Looking for ways to keep your infant or toddler engaged this summer while building their skills?
There’s a multitude of age-appropriate activities inspired by the Montessori method of child development and education that exercise motor, sensory, language, and practical life skills in your home and outdoors.
We categorized activities by skillset to help you select which ones are best for the age, interests, and abilities of your child.
Successfully picking up and carrying small items is a simple way to exercise motor skills. Go to the beach or create a backyard pool party with a small wading pool and sandbox. Let your child carry baskets, buckets, shovels, sieves, and floating toys to and from the water and sand to build mountains and sandcastles.
Your kitchen offers a myriad of opportunities to spark your child’s curiosity and interests with tastes, textures, and scents.
Show them how to make summer treats, like popsicles. Pour their favorite juice into plastic molds that pop into the freezer. Or, have fun assembling ice cream sandwiches and chopping fruit parfaits. The chopping, mixing and stirring helps to strengthen hand and eye coordination as well as muscle development.
Sing-alongs create happy road trips for babies and toddlers while building their vocabulary. Keep a CD in your car with favorite children’s tunes or music from The Wizard of Oz, The Lion King, or The Beatles.
Take language development a step further by teaching your child a second language. You can associate the English words and phrases they’re learning with its translation in French, Spanish, or language of your choice using flashcards. Dr. Montessori believed that the initial six years of a child’s life are crucial for language development. Children can absorb several languages simultaneously with the appropriate stimulation, practice, and encouragement.
Enjoy reading to your child daily. It’s entertaining and educational for enhancing language development. Infants may not understand words; however, they will watch the movement of your lips and listen to the sound of your words with the intention to communicate.
Spend as much time outdoors as you possibly can, whether it’s in your backyard planting and harvesting a garden, taking a walk, or visiting a park for a picnic lunch. By exploring nature, your child will learn practical life skills, like watering plants and picking fresh fruit and vegetables. On a sunny afternoon outdoors, spread a blanket, plates, and an array of summer fare to sample with your child.

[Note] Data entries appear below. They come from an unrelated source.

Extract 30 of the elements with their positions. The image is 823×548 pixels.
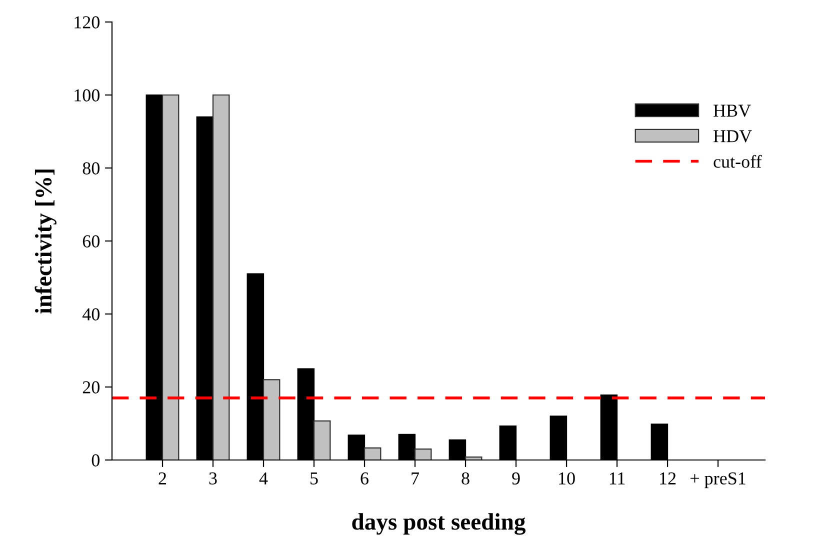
x-tick-label: 7: [412, 472, 420, 484]
y-axis-title: infectivity [%]: [34, 170, 56, 314]
y-tick-label: 80: [82, 162, 100, 174]
y-tick-label: 20: [82, 381, 100, 394]
x-tick-label: 11: [610, 472, 625, 484]
y-tick-label: 120: [74, 16, 100, 28]
legend-label: HDV: [714, 130, 752, 142]
x-tick-label: 5: [310, 472, 318, 485]
y-tick-label: 60: [82, 235, 100, 248]
y-tick-label: 40: [82, 308, 100, 320]
bar: [262, 379, 280, 460]
x-tick-label: 3: [209, 472, 217, 485]
bar: [414, 448, 432, 460]
x-tick-label: 9: [512, 472, 520, 485]
x-tick-label: + preS1: [690, 472, 746, 488]
y-tick-label: 100: [74, 89, 100, 102]
x-axis-title: days post seeding: [352, 513, 526, 535]
y-tick-label: 0: [92, 454, 100, 466]
x-tick-label: 10: [559, 472, 575, 485]
legend-label: HBV: [714, 104, 751, 117]
x-tick-label: 2: [158, 472, 166, 484]
bar: [313, 420, 331, 460]
bar: [162, 94, 180, 460]
x-tick-label: 6: [360, 472, 368, 485]
x-tick-label: 4: [259, 472, 268, 484]
x-tick-label: 12: [660, 472, 676, 484]
bar: [212, 94, 230, 460]
bar: [364, 447, 382, 460]
legend-label: cut-off: [714, 154, 762, 168]
x-tick-label: 8: [462, 472, 470, 485]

Independent playtime and quiet time
It’s healthy for a child to play independently. Short periods of time alone spark imagination and creativity. Contrary to popular belief, boredom is productive as a child endeavors to amuse themselves. Give your child some free space on a mat in a safe area with play objects, such as building blocks, picture books, balls, and stacking cups. The experience prompts your child to explore and discover interests and abilities.
Also, you can develop a Bored Jar, filled with fun activities jotted on pieces of paper and color-coded for indoor or outdoor activities. Keep the jar on a counter for when you need inspiration. Write down what your child enjoyed most about the activity. Post it in a scrapbook or on a bulletin board as a reminder of fun activities to do again.
At Apple Montessori Schools, we believe that summer is a perfect season to expand your child’s skills and abilities, foster independence, and inspire a lifelong love for learning.